Places · Updated 2026-05-07

Peor is a mountain in Moab, the height to which Balak takes Balaam for his third oracle and the locus of the apostasy that brings a plague upon Israel. Distinct entries gather Beth-peor (the nearby town) and Baal-peor (the deity associated with the height).

A Mountain in Moab

After the first two oracles, Balak moves Balaam a third time, this time to a high vantage looking down over the wilderness: "And Balak took Balaam to the top of Peor, that looks down on the desert" (Nu 23:28). On that height Balak builds the third set of altars at Balaam's direction: "And Balaam said to Balak, Build for me here seven altars, and prepare for me here seven bullocks and seven rams. And Balak did as Balaam had said, and offered up a bull and a ram on every altar" (Nu 23:29-30).

The Matter of Peor

The mountain's name then attaches to the apostasy that follows in Numbers 25, named simply "the matter of Peor." In the postscript to that incident, Yahweh tells Moses to vex the Midianites: "for they vex you⁺ with their wiles, with which they have beguiled you⁺ in the matter of Peor, and in the matter of Cozbi, the daughter of the prince of Midian, their sister, who was slain on the day of the plague in the matter of Peor" (Nu 25:18). Peor is named twice in the same verse — first for the seduction, second for the plague — so the mountain becomes a shorthand for the whole episode and its consequences.
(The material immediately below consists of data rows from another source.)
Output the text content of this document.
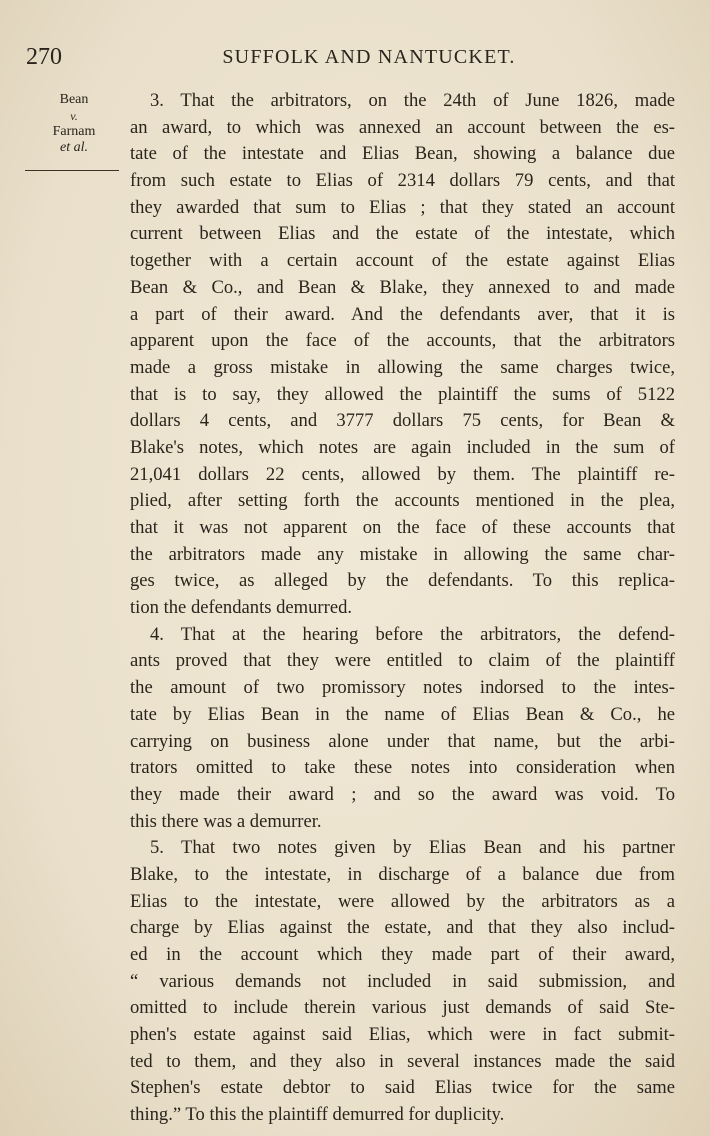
270	SUFFOLK AND NANTUCKET.
Bean
v.
Farnam
et al.
3. That the arbitrators, on the 24th of June 1826, made
an award, to which was annexed an account between the es-
tate of the intestate and Elias Bean, showing a balance due
from such estate to Elias of 2314 dollars 79 cents, and that
they awarded that sum to Elias ; that they stated an account
current between Elias and the estate of the intestate, which
together with a certain account of the estate against Elias
Bean & Co., and Bean & Blake, they annexed to and made
a part of their award. And the defendants aver, that it is
apparent upon the face of the accounts, that the arbitrators
made a gross mistake in allowing the same charges twice,
that is to say, they allowed the plaintiff the sums of 5122
dollars 4 cents, and 3777 dollars 75 cents, for Bean &
Blake's notes, which notes are again included in the sum of
21,041 dollars 22 cents, allowed by them. The plaintiff re-
plied, after setting forth the accounts mentioned in the plea,
that it was not apparent on the face of these accounts that
the arbitrators made any mistake in allowing the same char-
ges twice, as alleged by the defendants. To this replica-
tion the defendants demurred.
4. That at the hearing before the arbitrators, the defend-
ants proved that they were entitled to claim of the plaintiff
the amount of two promissory notes indorsed to the intes-
tate by Elias Bean in the name of Elias Bean & Co., he
carrying on business alone under that name, but the arbi-
trators omitted to take these notes into consideration when
they made their award ; and so the award was void. To
this there was a demurrer.
5. That two notes given by Elias Bean and his partner
Blake, to the intestate, in discharge of a balance due from
Elias to the intestate, were allowed by the arbitrators as a
charge by Elias against the estate, and that they also includ-
ed in the account which they made part of their award,
“ various demands not included in said submission, and
omitted to include therein various just demands of said Ste-
phen's estate against said Elias, which were in fact submit-
ted to them, and they also in several instances made the said
Stephen's estate debtor to said Elias twice for the same
thing.” To this the plaintiff demurred for duplicity.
The memory of Peor reaches forward into Joshua. When the Transjordan tribes' altar is suspected of apostasy, the western tribes invoke Peor as a still-unfinished iniquity: "Is the iniquity of Peor too little for us, from which we haven't cleansed ourselves to this day, although there came a plague on the congregation of Yahweh" (Jos 22:17). The plague at Peor remains a live wound in Israel's collective memory long after the event.